The Ultra 5 (code-named Otter) and Ultra 10 (code-named Sea Lion) are 64-bit Sun Microsystems workstations based on the UltraSPARC IIi microprocessor available since January 1998 and last shipped in November 2002. They were introduced as the Darwin line of workstations.

== Specifications ==
These systems are notable for being the first in the Sun workstation line to introduce various commodity PC compatible hardware components such as ATA hard disks with CMD640 PCI EIDE controller and an ATI Rage PRO video chip.

The Ultra 5 came in a "pizzabox" style case with a 270, 333, 360, or 400 MHz UltraSPARC IIi CPU and supported an official maximum of 512 MB Buffered EDO ECC RAM in four 50ns 168-pin DIMM slots. Larger DIMMs which provide 1024 MB in the Ultra 5 work, although this requires special low height DIMMs or leaving the floppy drive out. It included a single EIDE Hard Disk Drive of between 4 and 20 GB, a CD-ROM drive, three 32-bit 33 MHz PCI slots (two full-size, one short), PGX24 graphics (HD15), a parallel printer port (DB25), two serial ports (DB25 and DE9), an Ethernet port (10BASE-T/100BASE-TX) and headphone, line-in, line-out and microphone 3.5-mm jacks.

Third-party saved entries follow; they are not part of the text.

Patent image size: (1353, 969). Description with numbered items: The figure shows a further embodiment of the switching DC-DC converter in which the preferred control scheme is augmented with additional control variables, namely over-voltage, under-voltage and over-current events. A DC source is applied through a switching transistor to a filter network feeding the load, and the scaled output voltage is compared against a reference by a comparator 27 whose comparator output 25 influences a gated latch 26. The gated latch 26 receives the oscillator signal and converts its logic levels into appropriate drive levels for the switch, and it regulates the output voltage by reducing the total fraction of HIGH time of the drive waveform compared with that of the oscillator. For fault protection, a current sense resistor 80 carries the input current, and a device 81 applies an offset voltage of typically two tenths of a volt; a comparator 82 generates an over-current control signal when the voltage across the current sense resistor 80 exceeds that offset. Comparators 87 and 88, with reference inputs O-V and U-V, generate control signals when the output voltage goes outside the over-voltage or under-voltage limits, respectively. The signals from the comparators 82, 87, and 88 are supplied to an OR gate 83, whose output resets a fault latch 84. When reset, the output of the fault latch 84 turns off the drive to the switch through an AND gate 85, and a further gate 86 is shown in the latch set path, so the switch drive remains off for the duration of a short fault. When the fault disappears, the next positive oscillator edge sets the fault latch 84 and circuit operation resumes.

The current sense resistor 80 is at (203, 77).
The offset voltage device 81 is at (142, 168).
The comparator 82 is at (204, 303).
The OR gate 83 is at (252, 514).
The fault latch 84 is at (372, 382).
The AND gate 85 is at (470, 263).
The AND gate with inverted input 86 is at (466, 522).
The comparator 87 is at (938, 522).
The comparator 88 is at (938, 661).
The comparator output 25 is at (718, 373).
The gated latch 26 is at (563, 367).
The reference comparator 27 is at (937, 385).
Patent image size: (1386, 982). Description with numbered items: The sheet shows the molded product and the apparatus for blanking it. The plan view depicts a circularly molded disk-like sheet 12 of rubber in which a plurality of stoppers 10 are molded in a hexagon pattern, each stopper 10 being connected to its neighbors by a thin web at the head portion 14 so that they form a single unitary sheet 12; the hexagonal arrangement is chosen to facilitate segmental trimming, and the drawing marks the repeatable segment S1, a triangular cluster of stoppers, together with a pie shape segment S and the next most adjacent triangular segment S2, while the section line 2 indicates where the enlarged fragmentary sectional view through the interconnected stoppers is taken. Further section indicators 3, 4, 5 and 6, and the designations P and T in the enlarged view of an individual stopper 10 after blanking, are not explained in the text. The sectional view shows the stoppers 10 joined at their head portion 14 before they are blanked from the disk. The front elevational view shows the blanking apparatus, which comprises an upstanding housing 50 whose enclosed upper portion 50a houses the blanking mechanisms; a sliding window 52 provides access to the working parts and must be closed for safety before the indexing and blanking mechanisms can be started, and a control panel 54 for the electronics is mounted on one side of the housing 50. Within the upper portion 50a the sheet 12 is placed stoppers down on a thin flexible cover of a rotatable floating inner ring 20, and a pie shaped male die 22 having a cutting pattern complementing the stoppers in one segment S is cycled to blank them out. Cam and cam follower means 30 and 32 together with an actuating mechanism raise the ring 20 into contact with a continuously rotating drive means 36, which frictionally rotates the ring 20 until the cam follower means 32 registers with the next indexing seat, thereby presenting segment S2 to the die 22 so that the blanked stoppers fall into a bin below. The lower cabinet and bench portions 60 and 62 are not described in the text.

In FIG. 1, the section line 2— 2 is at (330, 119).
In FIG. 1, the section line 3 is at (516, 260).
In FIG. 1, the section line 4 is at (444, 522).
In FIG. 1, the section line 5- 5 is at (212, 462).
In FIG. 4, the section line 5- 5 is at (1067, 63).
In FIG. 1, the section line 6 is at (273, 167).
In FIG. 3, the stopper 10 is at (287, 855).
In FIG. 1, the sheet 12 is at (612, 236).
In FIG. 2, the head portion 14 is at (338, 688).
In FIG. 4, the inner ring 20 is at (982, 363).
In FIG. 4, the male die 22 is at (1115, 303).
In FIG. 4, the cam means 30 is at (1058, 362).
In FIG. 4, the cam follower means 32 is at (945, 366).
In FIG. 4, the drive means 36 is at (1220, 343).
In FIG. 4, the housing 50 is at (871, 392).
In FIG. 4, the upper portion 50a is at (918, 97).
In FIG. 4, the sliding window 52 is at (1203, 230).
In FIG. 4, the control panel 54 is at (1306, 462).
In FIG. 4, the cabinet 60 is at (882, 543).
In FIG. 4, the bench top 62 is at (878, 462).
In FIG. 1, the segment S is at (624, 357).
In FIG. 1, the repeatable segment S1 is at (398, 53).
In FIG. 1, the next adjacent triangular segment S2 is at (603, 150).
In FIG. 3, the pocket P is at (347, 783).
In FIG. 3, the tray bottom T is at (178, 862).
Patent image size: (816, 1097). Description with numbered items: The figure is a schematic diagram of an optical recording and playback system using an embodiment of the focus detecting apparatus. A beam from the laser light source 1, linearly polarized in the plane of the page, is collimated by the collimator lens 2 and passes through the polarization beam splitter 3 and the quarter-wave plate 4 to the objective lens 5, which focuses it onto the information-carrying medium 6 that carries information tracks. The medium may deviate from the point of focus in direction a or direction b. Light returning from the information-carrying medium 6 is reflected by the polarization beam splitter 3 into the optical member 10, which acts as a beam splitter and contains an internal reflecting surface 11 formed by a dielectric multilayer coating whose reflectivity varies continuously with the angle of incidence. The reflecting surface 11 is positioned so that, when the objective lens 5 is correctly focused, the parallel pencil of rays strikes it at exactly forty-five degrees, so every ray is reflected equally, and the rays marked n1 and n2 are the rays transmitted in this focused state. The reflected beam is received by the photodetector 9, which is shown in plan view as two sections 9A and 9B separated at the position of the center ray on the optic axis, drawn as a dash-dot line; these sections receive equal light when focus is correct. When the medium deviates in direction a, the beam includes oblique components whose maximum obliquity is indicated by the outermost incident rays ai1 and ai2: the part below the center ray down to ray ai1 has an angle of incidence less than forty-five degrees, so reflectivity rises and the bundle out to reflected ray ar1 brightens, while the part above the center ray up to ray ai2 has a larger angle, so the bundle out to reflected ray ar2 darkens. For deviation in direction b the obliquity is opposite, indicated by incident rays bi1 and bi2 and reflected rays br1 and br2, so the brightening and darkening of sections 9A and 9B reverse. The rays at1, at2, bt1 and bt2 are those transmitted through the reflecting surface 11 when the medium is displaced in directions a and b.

The Ultra 10 came in a mid-tower case with a 300, 333, 360, or 440-MHz 64-bit UltraSPARC CPU. It doubled the supported RAM to a maximum of 1024 MB in four DIMM slots and added room for a second ATA hard disk, a fourth PCI card, and an UPA graphics card such as the Creator, Creator3D or Elite3D.

=== Keyboard ===
The Sun Type 6 keyboard came in two variants, one with Mini-DIN, one with USB connectors. The top edge of the keyboard is rounded. The keyboard has a special "diamond" key (called Meta key) placed next to the space key. This key comes from Lisp machines and is meant to be used with the Emacs editor. It also has 3 keys for regulating volume control or screen brightness and a power key in the upper top corner.

It came with a purple plastic wrist rest.

The keyboard has 4 LEDs on the top (rather than incorporated into the key cap): Num Lock, Caps Lock, Scroll Lock, Compose.